While reviews for Death Stranding pour in at a steady pace, it’s difficult to paint an accurate portrait of what to expect. Scores range from 10/10 to ‘an irredeemable piece of garbage.’ As readers, we’re left as perplexed about the quality of the game as we are about its snaking supernatural narrative.
But, nestled among almost sycophantic appraisals of Kojima’s latest opus, are some worrying signs that Death Stranding won’t live up to the hype.

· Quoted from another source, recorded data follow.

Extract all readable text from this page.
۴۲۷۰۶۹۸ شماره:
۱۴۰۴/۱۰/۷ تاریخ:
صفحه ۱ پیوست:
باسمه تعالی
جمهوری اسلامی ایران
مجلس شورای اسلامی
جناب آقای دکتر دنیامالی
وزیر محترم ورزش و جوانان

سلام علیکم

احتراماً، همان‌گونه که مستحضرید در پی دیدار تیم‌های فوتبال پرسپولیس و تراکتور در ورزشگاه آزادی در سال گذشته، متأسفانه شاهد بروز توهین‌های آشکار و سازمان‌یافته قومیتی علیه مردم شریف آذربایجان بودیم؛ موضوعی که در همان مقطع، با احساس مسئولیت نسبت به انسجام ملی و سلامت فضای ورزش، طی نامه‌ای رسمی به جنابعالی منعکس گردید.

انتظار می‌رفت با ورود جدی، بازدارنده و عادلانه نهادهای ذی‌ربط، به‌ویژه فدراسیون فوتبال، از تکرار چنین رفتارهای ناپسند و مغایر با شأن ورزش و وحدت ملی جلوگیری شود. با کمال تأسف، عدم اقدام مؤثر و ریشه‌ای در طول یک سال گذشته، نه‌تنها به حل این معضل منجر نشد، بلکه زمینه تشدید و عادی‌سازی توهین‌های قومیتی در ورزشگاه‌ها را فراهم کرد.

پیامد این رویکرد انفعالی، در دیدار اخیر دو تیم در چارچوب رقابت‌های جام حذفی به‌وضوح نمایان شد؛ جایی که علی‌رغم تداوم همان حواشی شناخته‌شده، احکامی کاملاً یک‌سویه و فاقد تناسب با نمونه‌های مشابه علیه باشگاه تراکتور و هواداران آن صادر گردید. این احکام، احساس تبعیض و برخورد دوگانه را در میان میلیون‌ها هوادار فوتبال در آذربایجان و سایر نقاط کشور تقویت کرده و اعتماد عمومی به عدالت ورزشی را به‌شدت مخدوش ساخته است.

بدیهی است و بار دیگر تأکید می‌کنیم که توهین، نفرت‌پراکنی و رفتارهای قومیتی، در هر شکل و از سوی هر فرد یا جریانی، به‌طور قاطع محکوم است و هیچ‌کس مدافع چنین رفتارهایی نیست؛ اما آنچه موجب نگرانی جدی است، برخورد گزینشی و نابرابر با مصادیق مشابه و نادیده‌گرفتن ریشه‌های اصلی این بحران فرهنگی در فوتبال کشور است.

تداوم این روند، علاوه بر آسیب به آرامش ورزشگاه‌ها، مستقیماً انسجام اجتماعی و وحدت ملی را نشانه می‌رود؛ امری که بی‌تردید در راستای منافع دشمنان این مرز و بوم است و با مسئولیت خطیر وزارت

Notably, when it falls into the laps of the general public, who tend to hone in on unrealized potential with far more vitriol than our gaming press counterparts.
There’s a sense that maybe we should start to be concerned about what Death Stranding has to offer.
Death Stranding Is Boring
Successive reviews band about terms like dull, boring, repetitive, and slow. While many reviewers seemingly attribute this to some serious liberties taken by creator Hideo Kojima, which some coin as self-indulgent, we can confidently expect Death Stranding to be a slow burner.

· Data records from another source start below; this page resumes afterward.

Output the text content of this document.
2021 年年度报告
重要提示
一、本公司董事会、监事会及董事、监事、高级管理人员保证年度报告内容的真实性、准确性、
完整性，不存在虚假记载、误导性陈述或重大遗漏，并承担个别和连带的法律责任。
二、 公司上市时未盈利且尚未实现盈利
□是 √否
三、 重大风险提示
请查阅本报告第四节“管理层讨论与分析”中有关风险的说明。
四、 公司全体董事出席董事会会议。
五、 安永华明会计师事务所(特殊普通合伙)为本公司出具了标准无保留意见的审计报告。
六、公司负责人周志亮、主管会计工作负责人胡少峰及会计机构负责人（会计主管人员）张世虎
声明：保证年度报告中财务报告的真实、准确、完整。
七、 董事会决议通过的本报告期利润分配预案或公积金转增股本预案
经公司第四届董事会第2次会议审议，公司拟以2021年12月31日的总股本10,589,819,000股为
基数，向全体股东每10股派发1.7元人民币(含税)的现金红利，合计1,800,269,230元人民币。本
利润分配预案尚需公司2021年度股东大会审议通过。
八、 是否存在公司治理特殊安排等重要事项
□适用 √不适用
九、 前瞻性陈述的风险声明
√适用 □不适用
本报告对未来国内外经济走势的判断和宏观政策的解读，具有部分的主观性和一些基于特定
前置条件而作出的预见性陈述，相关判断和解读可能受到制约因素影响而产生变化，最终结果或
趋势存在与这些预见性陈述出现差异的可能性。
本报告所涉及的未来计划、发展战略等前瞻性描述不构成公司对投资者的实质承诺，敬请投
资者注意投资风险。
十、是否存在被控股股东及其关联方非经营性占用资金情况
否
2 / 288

Some people will hail it as a technical and narrative masterpiece that pushes the medium forward. Others will simply be bored to tears by the slow, repetitive game play.

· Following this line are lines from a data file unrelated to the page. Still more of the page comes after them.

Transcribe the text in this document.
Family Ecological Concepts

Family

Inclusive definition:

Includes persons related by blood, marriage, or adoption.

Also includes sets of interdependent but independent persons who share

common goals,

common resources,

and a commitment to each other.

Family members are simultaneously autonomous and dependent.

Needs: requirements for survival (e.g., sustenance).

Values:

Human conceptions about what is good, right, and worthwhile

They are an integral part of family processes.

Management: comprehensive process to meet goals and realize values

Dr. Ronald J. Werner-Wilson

Death Stranding might be Kojima’s boldest game to date. It may also be his most tedious. Either way, its originality outweighs its sometimes exhausting structure and poor pacing… but only just.
It’s unclear whether that translates to an enjoyable experience, and each player will be their own judge. Red Dead Redemption 2 faced very much the same dilemma. Its measured cadence was divisive, and we can expect an identical polarization of a opinion from Death Stranding.